Until 2005 the Principals of both the Girls Secondary School and the Kindergarten were Rosary Sisters
The Elementary School with Classes from Grade 1 to Grade 5 is located behind the Parish Church next to the Girls Secondary School in the centre of the town. There are 20 classrooms with four classes for each grade with an average of 20-25 pupils per class. There is a computer laboratory with 20 computers, a science laboratory and a library. People of the parish donated books for the library and the children brought one book each. The playground space is inadequate and therefore the class breaks are staggered.
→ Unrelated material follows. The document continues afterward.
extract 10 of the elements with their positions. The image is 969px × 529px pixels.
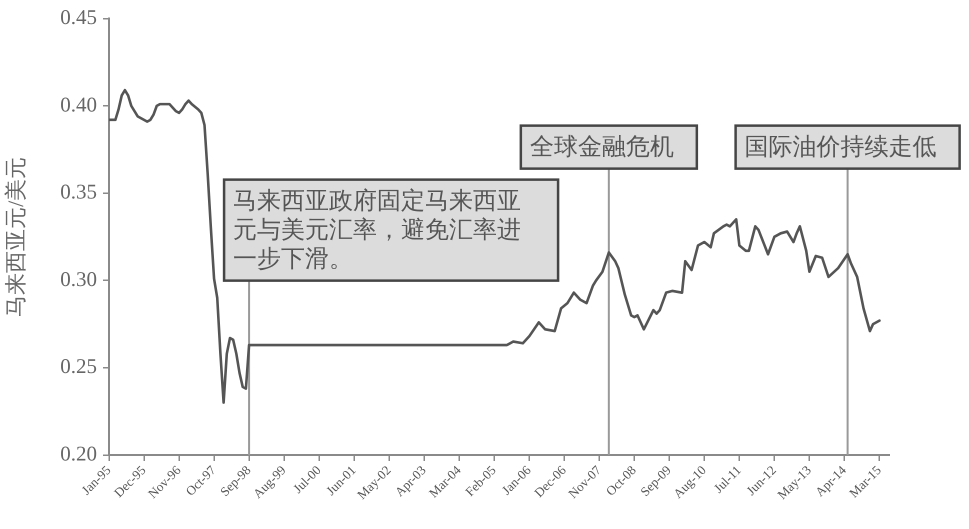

In 2003 the ground floor, which was previously open storage units, was converted into classrooms allowing some of the space to be used for a well-equipped science laboratory and a larger room for the staff. On the first floor is a large multi-purpose hall, which is used for school and parish celebrations. The fabric of the walls and stairs is in need of repair and general maintenance. In order for smaller groups to be accommodated, classes have art and music on alternated weeks. There are five buses to transport children to and from school. Because of the limited space in the narrow street outside these buses have to enter and park on the playground.
Madaba - Boys
A Vocational School, for car mechanics, was built in 1995 financed by the Belgian Lieutenancy of the EOHSJ. At first it was for mechanics only but later developed to provide education in radio construction and repair and in 2005 television and electricity maintenance courses were started. This was followed the next year by the introduction of a computer maintenance course. The Belgian Lieutenancy equipped and continue to maintain these workshops. The school is for pupils who are not particularly academic but show an aptitude or capability for practical subjects. Because of the traditional outlooks of the families, who think that it is better to follow an academic course at a university rather than follow a more practical course, it was difficult at first to persuade these parents to send their boys to the school. Gradually this view has been overcome, as it is seen to be of benefit by improving the boys future work prospects, the numbers are rising with more parents sending their sons to the school.
It has very well equipped workshops for car mechanics, radio, television and electricity. The School takes boys from Grade 9 to Grade 12. Until this year it offered an applied course with a Certificate at the end, now it offers a course licensed by the Government, with a Diploma in Car Mechanics and Maintenance. Students can continue their studies at university for a degree in engineering. There have been very good results achieved by pupils on this course since it was started. When the school began it had only 4 teachers and a few pupils. Now there is a new Principal with 7 teachers and 48 students, of these 6 are Christian and 42 Muslim.
There are three workshops, three classrooms and a small canteen plus the usual offices for staff.
Unfortunately in September 2006 this school was closed.